Rosario Castellanos nació en México el 25 de mayo de 1925, y murió, por causa de un accidente doméstico, el 7 de agosto de 1974, en Tel Aviv.
Fue una escritora prolífica de novela, cuento, poesía y ensayo, fue profesora universitaria en su alma mater, la Facultad de Filosofía y Letras de la UNAM, también ocupó algunos puestos en dicha universidad como directora general de Información y Prensa; en el Instituto Nacional Indigenista y, por último, en el servicio exterior, como Embajadora de México en Israel. Fue una autora leída por un público extenso y, además, tuvo una columna en el periódico Excelsior. Ganó algunos premios literarios, como el Xavier Villaurrutia, aunque algunas puertas se le cerraron, como las de El Colegio Nacional. Las causas que defendió siempre coincidieron con las de las mexicanas y los mexicanos de mayor sensibilidad política, social y moral. Retrató la pobreza y la explotación de las comunidades indígenas del país, en particular de su estado, Chiapas, y denunció la situación de marginación y opresión de la mayoría de las mujeres mexicanas.

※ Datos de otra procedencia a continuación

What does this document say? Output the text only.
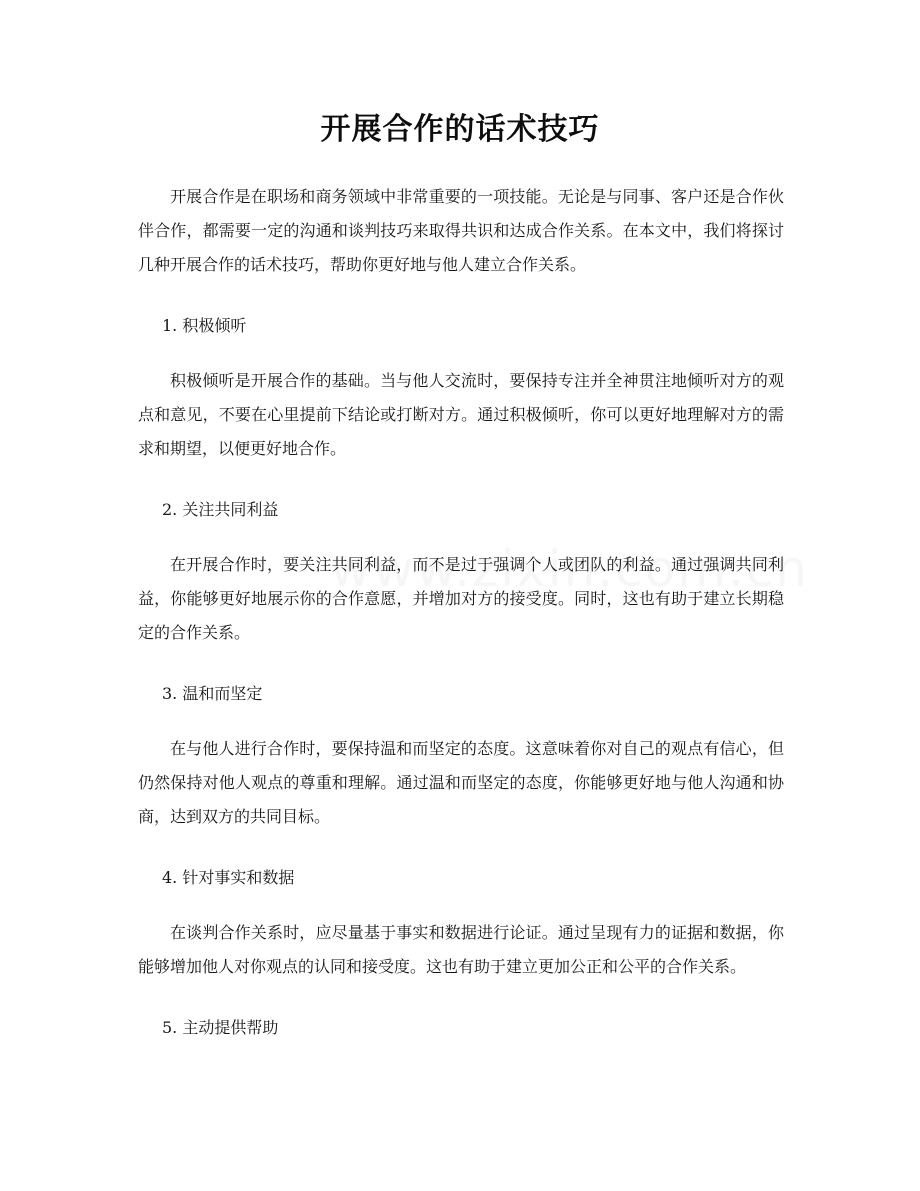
开展合作的话术技巧

开展合作是在职场和商务领域中非常重要的一项技能。无论是与同事、客户还是合作伙伴合作，都需要一定的沟通和谈判技巧来取得共识和达成合作关系。在本文中，我们将探讨几种开展合作的话术技巧，帮助你更好地与他人建立合作关系。

1. 积极倾听

积极倾听是开展合作的基础。当与他人交流时，要保持专注并全神贯注地倾听对方的观点和意见，不要在心里提前下结论或打断对方。通过积极倾听，你可以更好地理解对方的需求和期望，以便更好地合作。

2. 关注共同利益

在开展合作时，要关注共同利益，而不是过于强调个人或团队的利益。通过强调共同利益，你能够更好地展示你的合作意愿，并增加对方的接受度。同时，这也有助于建立长期稳定的合作关系。

3. 温和而坚定

在与他人进行合作时，要保持温和而坚定的态度。这意味着你对自己的观点有信心，但仍然保持对他人观点的尊重和理解。通过温和而坚定的态度，你能够更好地与他人沟通和协商，达到双方的共同目标。

4. 针对事实和数据

在谈判合作关系时，应尽量基于事实和数据进行论证。通过呈现有力的证据和数据，你能够增加他人对你观点的认同和接受度。这也有助于建立更加公正和公平的合作关系。

5. 主动提供帮助
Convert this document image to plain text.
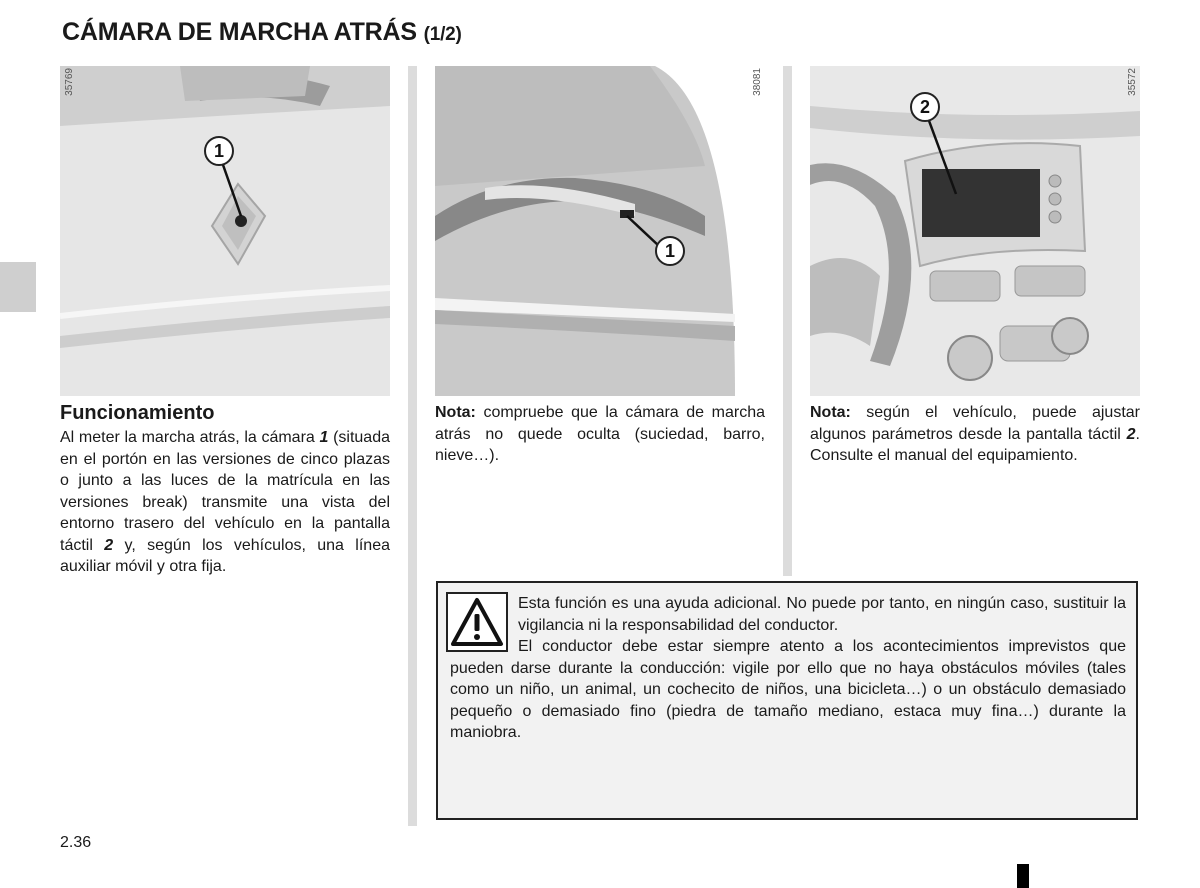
CÁMARA DE MARCHA ATRÁS (1/2)
35769
1
38081
1
35572
2
Funcionamiento
Al meter la marcha atrás, la cámara 1 (situada en el portón en las versiones de cinco plazas o junto a las luces de la matrícula en las versiones break) transmite una vista del entorno trasero del vehículo en la pantalla táctil 2 y, según los vehículos, una línea auxiliar móvil y otra fija.
Nota: compruebe que la cámara de marcha atrás no quede oculta (suciedad, barro, nieve…).
Nota: según el vehículo, puede ajustar algunos parámetros desde la pantalla táctil 2. Consulte el manual del equipamiento.
Esta función es una ayuda adicional. No puede por tanto, en ningún caso, sustituir la vigilancia ni la responsabilidad del conductor.
El conductor debe estar siempre atento a los acontecimientos imprevistos que pueden darse durante la conducción: vigile por ello que no haya obstáculos móviles (tales como un niño, un animal, un cochecito de niños, una bicicleta…) o un obstáculo demasiado pequeño o demasiado fino (piedra de tamaño mediano, estaca muy fina…) durante la maniobra.
2.36
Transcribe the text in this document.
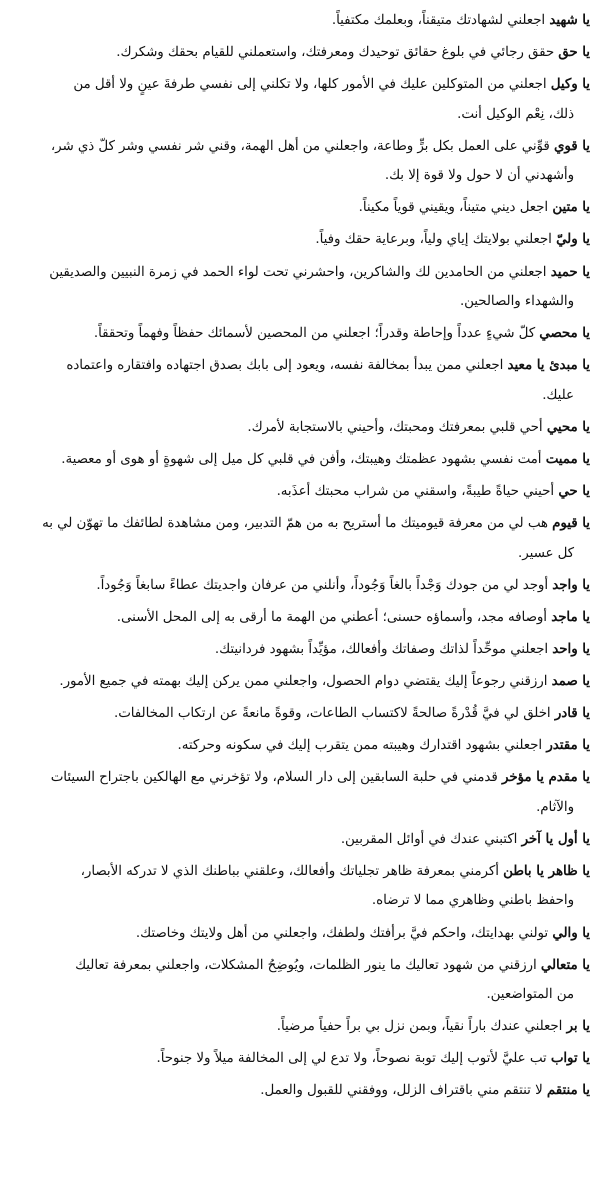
يا شهيد اجعلني لشهادتك متيقناً، وبعلمك مكتفياً.

يا حق حقق رجائي في بلوغ حقائق توحيدك ومعرفتك، واستعملني للقيام بحقك وشكرك.

يا وكيل اجعلني من المتوكلين عليك في الأمور كلها، ولا تكلني إلى نفسي طرفةَ عينٍ ولا أقل من
ذلك، نِعْم الوكيل أنت.

يا قوي قوِّني على العمل بكل برٍّ وطاعة، واجعلني من أهل الهمة، وقني شر نفسي وشر كلّ ذي شر،
وأشهدني أن لا حول ولا قوة إلا بك.

يا متين اجعل ديني متيناً، ويقيني قوياً مكيناً.

يا وليّ اجعلني بولايتك إياي ولياً، وبرعاية حقك وفياً.

يا حميد اجعلني من الحامدين لك والشاكرين، واحشرني تحت لواء الحمد في زمرة النبيين والصديقين
والشهداء والصالحين.

يا محصي كلّ شيءٍ عدداً وإحاطة وقدراً؛ اجعلني من المحصين لأسمائك حفظاً وفهماً وتحققاً.

يا مبدئ يا معيد اجعلني ممن يبدأ بمخالفة نفسه، ويعود إلى بابك بصدق اجتهاده وافتقاره واعتماده
عليك.

يا محيي أحي قلبي بمعرفتك ومحبتك، وأحيني بالاستجابة لأمرك.

يا مميت أمت نفسي بشهود عظمتك وهيبتك، وأفن في قلبي كل ميل إلى شهوةٍ أو هوى أو معصية.

يا حي أحيني حياةً طيبةً، واسقني من شراب محبتك أعذَبه.

يا قيوم هب لي من معرفة قيوميتك ما أستريح به من همّ التدبير، ومن مشاهدة لطائفك ما تهوّن لي به
كل عسير.

يا واجد أوجد لي من جودك وَجْداً بالغاً وَجُوداً، وأنلني من عرفان واجديتك عطاءً سابغاً وَجُوداً.

يا ماجد أوصافه مجد، وأسماؤه حسنى؛ أعطني من الهمة ما أرقى به إلى المحل الأسنى.

يا واحد اجعلني موحِّداً لذاتك وصفاتك وأفعالك، مؤيِّداً بشهود فردانيتك.

يا صمد ارزقني رجوعاً إليك يقتضي دوام الحصول، واجعلني ممن يركن إليك بهمته في جميع الأمور.

يا قادر اخلق لي فيَّ قُدْرةً صالحةً لاكتساب الطاعات، وقوةً مانعةً عن ارتكاب المخالفات.

يا مقتدر اجعلني بشهود اقتدارك وهيبته ممن يتقرب إليك في سكونه وحركته.

يا مقدم يا مؤخر قدمني في حلبة السابقين إلى دار السلام، ولا تؤخرني مع الهالكين باجتراح السيئات
والآثام.

يا أول يا آخر اكتبني عندك في أوائل المقربين.

يا ظاهر يا باطن أكرمني بمعرفة ظاهر تجلياتك وأفعالك، وعلقني بباطنك الذي لا تدركه الأبصار،
واحفظ باطني وظاهري مما لا ترضاه.

يا والي تولني بهدايتك، واحكم فيَّ برأفتك ولطفك، واجعلني من أهل ولايتك وخاصتك.

يا متعالي ارزقني من شهود تعاليك ما ينور الظلمات، ويُوضِحُ المشكلات، واجعلني بمعرفة تعاليك
من المتواضعين.

يا بر اجعلني عندك باراً نقياً، وبمن نزل بي براً حفياً مرضياً.

يا تواب تب عليَّ لأتوب إليك توبة نصوحاً، ولا تدع لي إلى المخالفة ميلاً ولا جنوحاً.

يا منتقم لا تنتقم مني باقتراف الزلل، ووفقني للقبول والعمل.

Castellanos reflexionó con enorme altura acerca de su propia condición como mujer en un mundo de hombres. Ella siempre supo que, para tener atención y reconocimiento en el medio intelectual, no menos machista que cualquier otro, debía seguir un camino diferente al de los hombres, que podían avanzar en línea recta. Desde su tesis de maestría en filosofía, publicada en 1950 como “Sobre la cultura femenina”, hasta su famoso discurso de 1971, “La abnegación: una virtud loca”, Castellanos supo mezclar la denuncia más contundente con la ironía más sutil gracias a su aguda inteligencia y a su pluma privilegiada. La comparación con Sor Juana Inés de la Cruz no es, en lo absoluto, disparatada.

¿Y Carlos Manuel Merino?
Después de su muerte, su prestigio ha ido en ascenso, sobre todo en los últimos años, en los que se la ha señalado como una de las feministas más destacadas del siglo anterior. Hace poco se hizo una película, Los adioses, acerca de su compleja relación sentimental con su marido, el filósofo Ricardo Guerra. Por si fuera poco, la universidad pública más apoyada en este Gobierno lleva su nombre. No obstante, Castellanos fue más, mucho más, que una intelectual feminista. Fue una pensadora muy redonda, a la que nada humano le resultaba ajeno, y, además, una escritora completísima, autora de piezas literarias admirables.
En el Antiguo Colegio de San Ildefonso se presenta una exposición de algunos de sus artículos, fotografías y documentos personales. Lo más interesante de la exposición, que es pequeña, son las fotos, en especial, las de su niñez en Chiapas y las de su juventud en la Ciudad de México. Hay relativamente pocas fotos de su madurez. En algunas de ellas aparece Ricardo Guerra con cara de “ya me quiero ir”. De su estancia en Israel no hay fotos, ni documentos. De los homenajes y reconocimientos que se le hicieron después de muerta tampoco hay nada.
Aunque no podemos dejar de agradecer a los responsables de esta exposición por haberse acordado de Castellanos en su centenario, nos queda la impresión de que la exposición quedó chica. Lo triste es que esta muestra es un ejemplo del descuido que ha habido en la recuperación de la memoria de la escritora. No existe, que yo sepa, un fondo documental que resguarde su archivo personal: manuscritos, borradores, cartas. Supongo que después de su muerte casi todo se perdió o, lo que es peor, se dejó perder por quienes pudieron haberlo resguardado. La impresión que nos queda es que la exposición se hizo un poco para salir del paso, que no se hizo un esfuerzo para ofrecer al público algo más sustancioso. Se pudo haber buscado documentos en archivos públicos, se pudo haber pedido a sus amigos que compartieran cartas y fotografías, se pudo haber expuesto una selección de sus cartas a Ricardo Guerra o a su entrañable amigo Raúl Ortiz y Ortiz.
Con Castellanos puede pasar algo paradójico que sucede con algunas personalidades, sobre todo mujeres, que alcanzan fama póstuma. Se convierten, como Frida Kahlo, en una imagen impresa en una postal. Su rostro se ve por todas partes, pero la persona queda sepultada, como en el Panteón de las Personas Ilustres, debajo de un frío monumento.